I’m determined to make that Dublin Women’s Mini-Marathon on June 2. For a bit there, I thought I’d drop the subject, but since jogging the last 2 miles with my niece, Elizabeth, at the Pittsburgh Marathon May 3, I’m more encouraged and determined than ever. I’ve been working with an online coach, slowly gaining endurance by working on intermittent short intervals and long. (It’s short intervals of hard work with recovery that most quickly build aerobic capacity, I’m told. It must work. When I began I couldn’t quite run a mile, and now I can complete 3 very slow ones.) I’ve worked through knee and ankle pain, averting hip and heel pain through careful training to get this far. I’m hoping June 2 won’t destroy me. But right now I’m aware that the difference between 3 miles and 6.1 (10K) is huge.
It’ll be quite a thing for this former 252-lb. chica to cross that line, almost regardless of time or whether I end up walking the last bit. I’m hoping not to.

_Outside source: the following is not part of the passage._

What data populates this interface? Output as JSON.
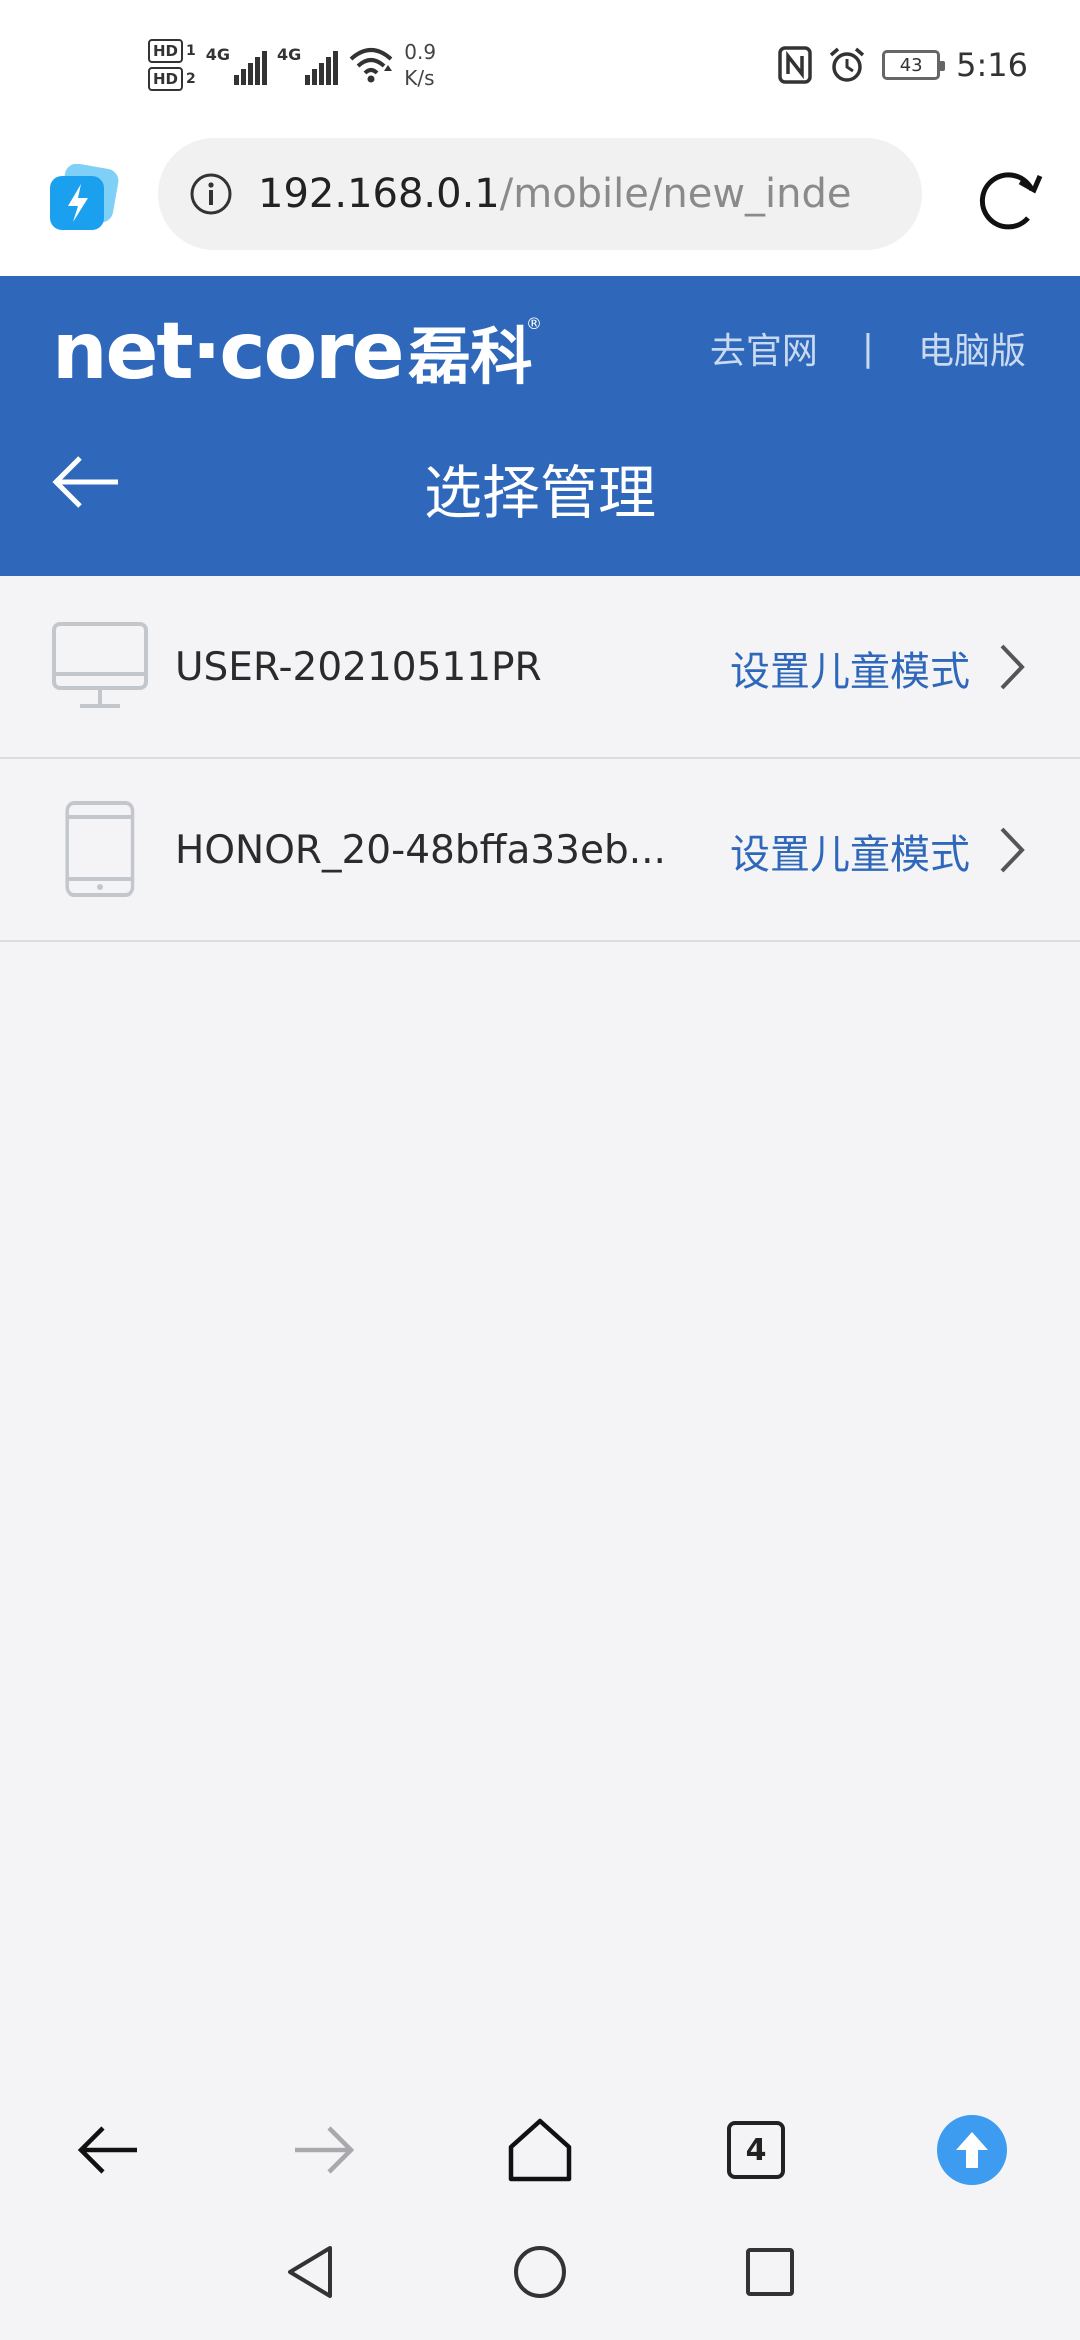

So I went jogging this morning. Following a winding road, redundantly paved over the Burren’s rock base, along the wild north Atlantic shore, where brambles flop over ancient stone walls, and the cows are startled to see you in your dayglo orange parka. At least I think they were startled. They stopped chewing for a second. Is that what cows look like when they’re startled? It was early, cold, sunny, beautiful, lonely, and the wind did all my breathing for me, the sea air running straight up my nose, not even asking my lungs for permission.
The run back was better.
Has anyone out there worked out an equation for how many extra miles’ credit you ought to get when running through wind gusts of what speeds? If so, please send it on.
Okay, I can see by my clock that I’m running out of time.
Except to say, it’s a very helpful thing to have a clear goal in mind. My clear goal for this month is to be able to jog for 72 straight minutes, very slowly. I expect that’s about what it’ll take for me to cross that finish line. A 12-minute-mile pace. Almost a walk, but not quite.
Is there a walk, a swim, a ride, a run out there with your name on it? In a place you’ve always wanted to see, for a cause that matters to you? Could you do it with a friend? Training for a date like this really helps you get your feet on the floor in the morning. To prepare. Consider it.
Ooops. I just realized I can’t update the archives indices either. Rats. Grr. Horror.